I dislike escapist fiction that doesn’t let you escape because it’s built on shaky ground and you become entirely too aware of what's simply wrong. Wrong as in untrue. I’m referring right now to Clive Cussler’s book “Arctic Drift.” The prologue was exciting and seaworthy, as the members of an expedition looking for a Northwest Passage get trapped in the ice of the arctic region. Ghost ships, dead men, their teeth rotting with scurvy—the time period is the mid 19th century.
But then we’re back to the present day—or at least we think so.
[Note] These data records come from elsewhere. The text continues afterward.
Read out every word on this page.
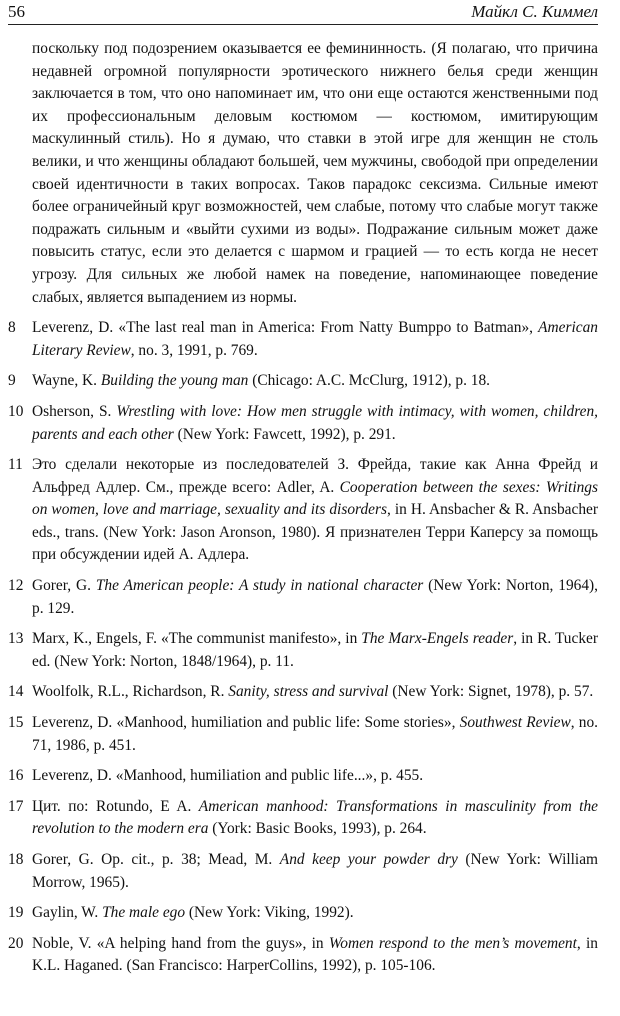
56	Майкл С. Киммел

поскольку под подозрением оказывается ее фемининность. (Я полагаю, что причина недавней огромной популярности эротического нижнего белья среди женщин заключается в том, что оно напоминает им, что они еще остаются женственными под их профессиональным деловым костюмом — костюмом, имитирующим маскулинный стиль). Но я думаю, что ставки в этой игре для женщин не столь велики, и что женщины обладают большей, чем мужчины, свободой при определении своей идентичности в таких вопросах. Таков парадокс сексизма. Сильные имеют более ограничейный круг возможностей, чем слабые, потому что слабые могут также подражать сильным и «выйти сухими из воды». Подражание сильным может даже повысить статус, если это делается с шармом и грацией — то есть когда не несет угрозу. Для сильных же любой намек на поведение, напоминающее поведение слабых, является выпадением из нормы.

8 Leverenz, D. «The last real man in America: From Natty Bumppo to Batman», American Literary Review, no. 3, 1991, p. 769.
9 Wayne, K. Building the young man (Chicago: A.C. McClurg, 1912), p. 18.
10 Osherson, S. Wrestling with love: How men struggle with intimacy, with women, children, parents and each other (New York: Fawcett, 1992), p. 291.
11 Это сделали некоторые из последователей З. Фрейда, такие как Анна Фрейд и Альфред Адлер. См., прежде всего: Adler, A. Cooperation between the sexes: Writings on women, love and marriage, sexuality and its disorders, in H. Ansbacher & R. Ansbacher eds., trans. (New York: Jason Aronson, 1980). Я признателен Терри Каперсу за помощь при обсуждении идей А. Адлера.
12 Gorer, G. The American people: A study in national character (New York: Norton, 1964), p. 129.
13 Marx, K., Engels, F. «The communist manifesto», in The Marx-Engels reader, in R. Tucker ed. (New York: Norton, 1848/1964), p. 11.
14 Woolfolk, R.L., Richardson, R. Sanity, stress and survival (New York: Signet, 1978), p. 57.
15 Leverenz, D. «Manhood, humiliation and public life: Some stories», Southwest Review, no. 71, 1986, p. 451.
16 Leverenz, D. «Manhood, humiliation and public life...», p. 455.
17 Цит. по: Rotundo, E A. American manhood: Transformations in masculinity from the revolution to the modern era (York: Basic Books, 1993), p. 264.
18 Gorer, G. Op. cit., p. 38; Mead, M. And keep your powder dry (New York: William Morrow, 1965).
19 Gaylin, W. The male ego (New York: Viking, 1992).
20 Noble, V. «A helping hand from the guys», in Women respond to the men’s movement, in K.L. Haganed. (San Francisco: HarperCollins, 1992), p. 105-106.
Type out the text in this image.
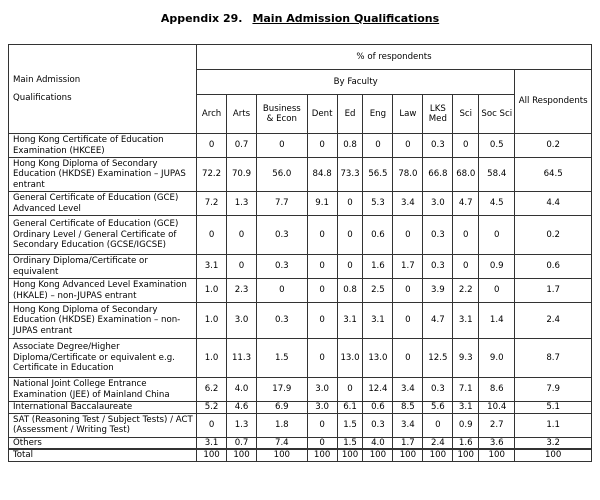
Appendix 29. Main Admission Qualifications
Main Admission
Qualifications	% of respondents										
	By Faculty										All Respondents
	Arch	Arts	Business & Econ	Dent	Ed	Eng	Law	LKS Med	Sci	Soc Sci	
Hong Kong Certificate of Education Examination (HKCEE)	0	0.7	0	0	0.8	0	0	0.3	0	0.5	0.2
Hong Kong Diploma of Secondary Education (HKDSE) Examination – JUPAS entrant	72.2	70.9	56.0	84.8	73.3	56.5	78.0	66.8	68.0	58.4	64.5
General Certificate of Education (GCE) Advanced Level	7.2	1.3	7.7	9.1	0	5.3	3.4	3.0	4.7	4.5	4.4
General Certificate of Education (GCE) Ordinary Level / General Certificate of Secondary Education (GCSE/IGCSE)	0	0	0.3	0	0	0.6	0	0.3	0	0	0.2
Ordinary Diploma/Certificate or equivalent	3.1	0	0.3	0	0	1.6	1.7	0.3	0	0.9	0.6
Hong Kong Advanced Level Examination (HKALE) – non-JUPAS entrant	1.0	2.3	0	0	0.8	2.5	0	3.9	2.2	0	1.7
Hong Kong Diploma of Secondary Education (HKDSE) Examination – non-JUPAS entrant	1.0	3.0	0.3	0	3.1	3.1	0	4.7	3.1	1.4	2.4
Associate Degree/Higher Diploma/Certificate or equivalent e.g. Certificate in Education	1.0	11.3	1.5	0	13.0	13.0	0	12.5	9.3	9.0	8.7
National Joint College Entrance Examination (JEE) of Mainland China	6.2	4.0	17.9	3.0	0	12.4	3.4	0.3	7.1	8.6	7.9
International Baccalaureate	5.2	4.6	6.9	3.0	6.1	0.6	8.5	5.6	3.1	10.4	5.1
SAT (Reasoning Test / Subject Tests) / ACT (Assessment / Writing Test)	0	1.3	1.8	0	1.5	0.3	3.4	0	0.9	2.7	1.1
Others	3.1	0.7	7.4	0	1.5	4.0	1.7	2.4	1.6	3.6	3.2
Total	100	100	100	100	100	100	100	100	100	100	100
It’s not the present day where the U.S. and the rest of the world is drowning in a sea of shale oil and natural gas. It’s not that because that’s the real world. Instead you have to escape to a world where, as Cussler’s fiction says, Iran has cut off the sale of oil to the rest of the world. In the real world, of course, Iran is desperate to sell oil and being creamed by low oil prices stemming from record U.S. production that has even the Saudis screaming.
“Arctic Drift” then goes on to detail how the U.S. president is worried about an economic crisis caused by this scarcity of petroleum. This occurs at the same time Cussler launches into the literary equivalent of a hissy fit over “global warming,” which, as you may know, is a contagious disease he may have picked up from standing near Al Gore.